Angan Fonny kembali merangkai sepotong kenangan. Sementara sepasang mata sipitnya terhujam pada sosok Calvin dan Silvi yang tengah berpelukan, ia mulai memutar ulang kenangannya.
"Kukira kamu masih marah padaku, Silvi." Calvin berujar lembut, mencium kening dan pipi istri cantiknya.
"Aku bukan marah, tapi lelah menghadapimu." Silvi berbisik, melingkarkan lengannya di pinggang Calvin.
Satu tangan Calvin mendarat mulus di kepala Silvi. Dibelainya rambut panjang wanita itu.
"Sorry..."
"No problem. Aku hanya minta, jangan mengulanginya lagi."
"Bagaimana bila kuulang?"
Sejurus kemudian, Calvin menempelkan keningnya di kening Silvi. Jarak mereka begitu dekat. Mata Silvi membulat ketakutan.
"No way...kumohon jangan ulangi lagi. Jangan peluk wanita mana pun lagi selain aku, dan jangan gugat cerai lagi."
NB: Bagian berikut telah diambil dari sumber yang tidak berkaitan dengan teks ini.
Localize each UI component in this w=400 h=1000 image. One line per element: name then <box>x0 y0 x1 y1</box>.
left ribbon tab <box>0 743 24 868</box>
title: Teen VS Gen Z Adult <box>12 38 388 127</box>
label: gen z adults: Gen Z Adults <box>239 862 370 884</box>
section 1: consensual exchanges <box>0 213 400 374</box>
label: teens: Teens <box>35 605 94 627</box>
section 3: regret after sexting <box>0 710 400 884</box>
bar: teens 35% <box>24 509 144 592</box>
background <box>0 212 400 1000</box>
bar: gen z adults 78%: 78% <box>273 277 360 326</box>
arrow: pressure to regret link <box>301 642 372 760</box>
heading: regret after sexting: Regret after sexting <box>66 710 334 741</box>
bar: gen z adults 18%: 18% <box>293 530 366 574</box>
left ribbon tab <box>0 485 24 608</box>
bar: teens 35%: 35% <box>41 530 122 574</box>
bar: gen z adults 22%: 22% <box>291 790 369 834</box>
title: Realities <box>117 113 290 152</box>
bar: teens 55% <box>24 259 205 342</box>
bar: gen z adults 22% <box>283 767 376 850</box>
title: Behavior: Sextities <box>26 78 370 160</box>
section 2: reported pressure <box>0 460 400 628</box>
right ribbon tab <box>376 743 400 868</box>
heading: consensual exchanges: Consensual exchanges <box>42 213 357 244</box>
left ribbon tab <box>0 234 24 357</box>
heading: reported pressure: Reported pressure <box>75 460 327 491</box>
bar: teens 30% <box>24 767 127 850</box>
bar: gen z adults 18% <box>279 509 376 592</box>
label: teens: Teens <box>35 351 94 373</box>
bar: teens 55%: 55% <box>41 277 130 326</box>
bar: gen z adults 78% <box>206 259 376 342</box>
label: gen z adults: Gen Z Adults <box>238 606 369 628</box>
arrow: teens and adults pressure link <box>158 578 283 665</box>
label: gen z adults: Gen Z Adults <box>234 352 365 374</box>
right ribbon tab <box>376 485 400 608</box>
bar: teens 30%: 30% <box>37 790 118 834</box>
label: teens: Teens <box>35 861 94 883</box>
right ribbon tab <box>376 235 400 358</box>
Mendengar itu, Fonny merasakan hatinya tertusuk. Sesaat ia merasa dirinya tak diperlukan lagi. Pelan-pelan ia balik kanan, lalu berjalan pelan menuju pintu. Berharap tak ada yang memperhatikan. Hampir saja tangannya menekan handel pintu, saat didengarnya suara Silvi memanggilnya lembut.
"Fonny, terima kasih ya. Terima kasih sudah membantuku."